Position du Gouvernement flamand A.2.1. En ordre principal, le Gouvernement flamand estime que le recours en annulation est irrecevable à défaut d'intérêt dans le chef des parties requérantes.

Les parties qui invoquent leur qualité de membre du personnel de l'entreprise portuaire communale autonome d'Anvers n'ont qu'un intérêt fort indirect, qui s'assimile presque à une action populaire.

Le recours des autres requérants est lui aussi irrecevable à défaut d'intérêt, vu l'absence d'intérêt personnel et vu qu'ils introduisent le recours en nom propre et non en tant que représentants d'une organisation syndicale afin de sauvegarder les prérogatives de l'organisation syndicale elle-même.

A.2.2. Pour ce qui est du fond de l'affaire, le Gouvernement flamand expose dans le détail le cadre dans lequel la disposition entreprise doit être située. Il est souligné que le législateur décrétal n'a jamais eu l'intention de rendre impossible toute forme de tutelle administrative sur les entreprises portuaires communales autonomes.
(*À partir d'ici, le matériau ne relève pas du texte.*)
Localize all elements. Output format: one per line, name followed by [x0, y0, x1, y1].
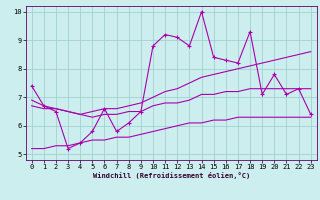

Le législateur décrétal a uniquement estimé qu'il était souhaitable, eu égard au secteur spécifique et extrêmement commercial et concurrentiel dans lequel les entreprises précitées sont actives, de prévoir une réglementation distincte dans le décret relatif aux ports qui est en projet.

De l'avis de la section de législation du Conseil d'Etat relatif au projet qui a conduit à la disposition décrétale entreprise, il ne se déduit pas que les règles relatives à la tutelle administrative ne pourraient être diversifiées.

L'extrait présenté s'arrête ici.